Estamos no segundo domingo do Advento, um tempo litúrgico que nos convida a despertar e a preparar o coração para a vinda do Senhor. A figura que emerge com força é João Batista, o precursor, cuja mensagem de transformação e conversão busca aplainar o caminho para Jesus.
Na primeira leitura, Isaías 11,1-10, encontramos um texto belíssimo que apresenta uma visão profundamente renovadora da liderança, da justiça e da paz que Deus deseja para toda a humanidade.
O rebento que brota do tronco de Jessé representa um início humilde, mas pleno de esperança. Esse broto, surgido de um tronco aparentemente morto, simboliza a possibilidade de vida nova onde tudo parecia perdido. Jessé, pai de Davi, evoca uma dinastia real enfraquecida, mas é justamente desse tronco abatido que Deus faz germinar algo novo. A mensagem é clara: mesmo quando tudo parece desmoronar, Deus é capaz de recomeçar conosco.
O texto descreve o futuro rei — identificado pela tradição cristã como o Messias — como alguém guiado não por interesses humanos, mas pelo Espírito de Deus: espírito de sabedoria, inteligência, conselho, fortaleza, piedade e temor do Senhor. As imagens do lobo convivendo com o cordeiro e da criança brincando junto à serpente não são meramente poéticas; expressam uma paz tão profunda que até as inimizades naturais se desfazem. É uma profecia que anuncia a restauração de toda a criação, não apenas da humanidade. O mundo volta a ser como Deus sonhou no princípio: um lugar sem medo, sem violência, sem ameaça.

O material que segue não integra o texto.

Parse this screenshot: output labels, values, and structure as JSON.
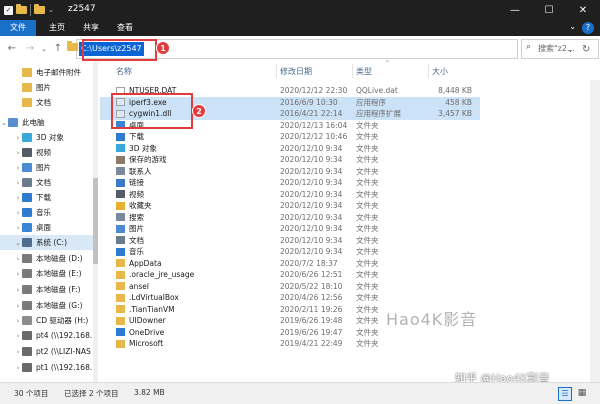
{
  "window": {
    "title": "z2547",
    "minimize_glyph": "—",
    "maximize_glyph": "☐",
    "close_glyph": "✕"
  },
  "ribbon": {
    "tabs": [
      "文件",
      "主页",
      "共享",
      "查看"
    ],
    "expand_glyph": "⌄",
    "help_glyph": "?"
  },
  "nav": {
    "back_glyph": "←",
    "forward_glyph": "→",
    "recent_glyph": "⌄",
    "up_glyph": "↑",
    "address": "C:\\Users\\z2547",
    "address_dropdown_glyph": "⌄",
    "refresh_glyph": "↻",
    "search_placeholder": "搜索\"z2...",
    "search_glyph": "⌕"
  },
  "annotations": {
    "badge1": "1",
    "badge2": "2"
  },
  "sidebar": {
    "items": [
      {
        "label": "电子邮件附件",
        "icon": "folder-icon"
      },
      {
        "label": "图片",
        "icon": "folder-icon"
      },
      {
        "label": "文档",
        "icon": "folder-icon"
      },
      {
        "label": "此电脑",
        "icon": "computer-icon"
      },
      {
        "label": "3D 对象",
        "icon": "3d-objects-icon"
      },
      {
        "label": "视频",
        "icon": "videos-icon"
      },
      {
        "label": "图片",
        "icon": "pictures-icon"
      },
      {
        "label": "文档",
        "icon": "documents-icon"
      },
      {
        "label": "下载",
        "icon": "download-icon"
      },
      {
        "label": "音乐",
        "icon": "music-icon"
      },
      {
        "label": "桌面",
        "icon": "desktop-icon"
      },
      {
        "label": "系统 (C:)",
        "icon": "system-drive-icon"
      },
      {
        "label": "本地磁盘 (D:)",
        "icon": "drive-icon"
      },
      {
        "label": "本地磁盘 (E:)",
        "icon": "drive-icon"
      },
      {
        "label": "本地磁盘 (F:)",
        "icon": "drive-icon"
      },
      {
        "label": "本地磁盘 (G:)",
        "icon": "drive-icon"
      },
      {
        "label": "CD 驱动器 (H:)",
        "icon": "cd-drive-icon"
      },
      {
        "label": "pt4 (\\\\192.168.",
        "icon": "network-drive-icon"
      },
      {
        "label": "pt2 (\\\\LIZI-NAS",
        "icon": "network-drive-icon"
      },
      {
        "label": "pt1 (\\\\192.168.1",
        "icon": "network-drive-icon"
      }
    ]
  },
  "columns": {
    "name": "名称",
    "date": "修改日期",
    "type": "类型",
    "size": "大小",
    "sort_glyph": "^"
  },
  "files": [
    {
      "name": "NTUSER.DAT",
      "date": "2020/12/12 22:30",
      "type": "QQLive.dat",
      "size": "8,448 KB",
      "icon": "file-icon"
    },
    {
      "name": "iperf3.exe",
      "date": "2016/6/9 10:30",
      "type": "应用程序",
      "size": "458 KB",
      "icon": "exe-icon"
    },
    {
      "name": "cygwin1.dll",
      "date": "2016/4/21 22:14",
      "type": "应用程序扩展",
      "size": "3,457 KB",
      "icon": "dll-icon"
    },
    {
      "name": "桌面",
      "date": "2020/12/13 16:04",
      "type": "文件夹",
      "size": "",
      "icon": "desktop-icon"
    },
    {
      "name": "下载",
      "date": "2020/12/12 10:46",
      "type": "文件夹",
      "size": "",
      "icon": "download-icon"
    },
    {
      "name": "3D 对象",
      "date": "2020/12/10 9:34",
      "type": "文件夹",
      "size": "",
      "icon": "3d-objects-icon"
    },
    {
      "name": "保存的游戏",
      "date": "2020/12/10 9:34",
      "type": "文件夹",
      "size": "",
      "icon": "saved-games-icon"
    },
    {
      "name": "联系人",
      "date": "2020/12/10 9:34",
      "type": "文件夹",
      "size": "",
      "icon": "contacts-icon"
    },
    {
      "name": "链接",
      "date": "2020/12/10 9:34",
      "type": "文件夹",
      "size": "",
      "icon": "links-icon"
    },
    {
      "name": "视频",
      "date": "2020/12/10 9:34",
      "type": "文件夹",
      "size": "",
      "icon": "videos-icon"
    },
    {
      "name": "收藏夹",
      "date": "2020/12/10 9:34",
      "type": "文件夹",
      "size": "",
      "icon": "favorites-icon"
    },
    {
      "name": "搜索",
      "date": "2020/12/10 9:34",
      "type": "文件夹",
      "size": "",
      "icon": "search-folder-icon"
    },
    {
      "name": "图片",
      "date": "2020/12/10 9:34",
      "type": "文件夹",
      "size": "",
      "icon": "pictures-icon"
    },
    {
      "name": "文档",
      "date": "2020/12/10 9:34",
      "type": "文件夹",
      "size": "",
      "icon": "documents-icon"
    },
    {
      "name": "音乐",
      "date": "2020/12/10 9:34",
      "type": "文件夹",
      "size": "",
      "icon": "music-icon"
    },
    {
      "name": "AppData",
      "date": "2020/7/2 18:37",
      "type": "文件夹",
      "size": "",
      "icon": "folder-icon"
    },
    {
      "name": ".oracle_jre_usage",
      "date": "2020/6/26 12:51",
      "type": "文件夹",
      "size": "",
      "icon": "folder-icon"
    },
    {
      "name": "ansel",
      "date": "2020/5/22 18:10",
      "type": "文件夹",
      "size": "",
      "icon": "folder-icon"
    },
    {
      "name": ".LdVirtualBox",
      "date": "2020/4/26 12:56",
      "type": "文件夹",
      "size": "",
      "icon": "folder-icon"
    },
    {
      "name": ".TianTianVM",
      "date": "2020/2/11 19:26",
      "type": "文件夹",
      "size": "",
      "icon": "folder-icon"
    },
    {
      "name": "UIDowner",
      "date": "2019/6/26 19:48",
      "type": "文件夹",
      "size": "",
      "icon": "folder-icon"
    },
    {
      "name": "OneDrive",
      "date": "2019/6/26 19:47",
      "type": "文件夹",
      "size": "",
      "icon": "onedrive-icon"
    },
    {
      "name": "Microsoft",
      "date": "2019/4/21 22:49",
      "type": "文件夹",
      "size": "",
      "icon": "folder-icon"
    }
  ],
  "watermark": {
    "text1": "Hao4K影音",
    "text2": "知乎 @Hao4K影音"
  },
  "status": {
    "count": "30 个项目",
    "selected": "已选择 2 个项目",
    "size": "3.82 MB"
  },
  "colors": {
    "accent": "#1a6fc8",
    "annotation": "#e23b3b",
    "selection": "#cce2f7",
    "folder": "#e8b84a"
  }
}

Na segunda leitura, da carta de São Paulo aos Romanos (15,4-9), encontramos uma reflexão luminosa sobre a esperança, a unidade e a acolhida — três pilares essenciais da vida cristã e de qualquer comunidade que aspire à paz. Paulo nos chama a retornar ao essencial: viver da esperança oferecida pelas Escrituras, deixar que Deus, fonte de paciência e consolação, nos sustente, construir a unidade no concreto da convivência e acolher o próximo como Cristo nos acolheu. É também o reconhecimento de que a salvação é destinada a todos, e que nossa postura deve refletir a misericórdia infinita de Deus.
No Evangelho de Mateus 3,1-12, surge a figura imponente de João Batista, o grande profeta que prepara a chegada de Jesus. Sua presença no deserto é significativa: lugar de silêncio, de encontro com Deus, mas também de provação e purificação. Ali, onde nada distrai, ressoa o convite essencial: “Arrependam-se, pois o Reino dos céus está próximo.” A pregação de João é direta e urgente. Ele não convoca a um simples remorso, mas a uma conversão autêntica, a uma mudança profunda de mentalidade e de vida. O Reino não é uma promessa distante: está próximo, irrompe no presente e exige corações disponíveis.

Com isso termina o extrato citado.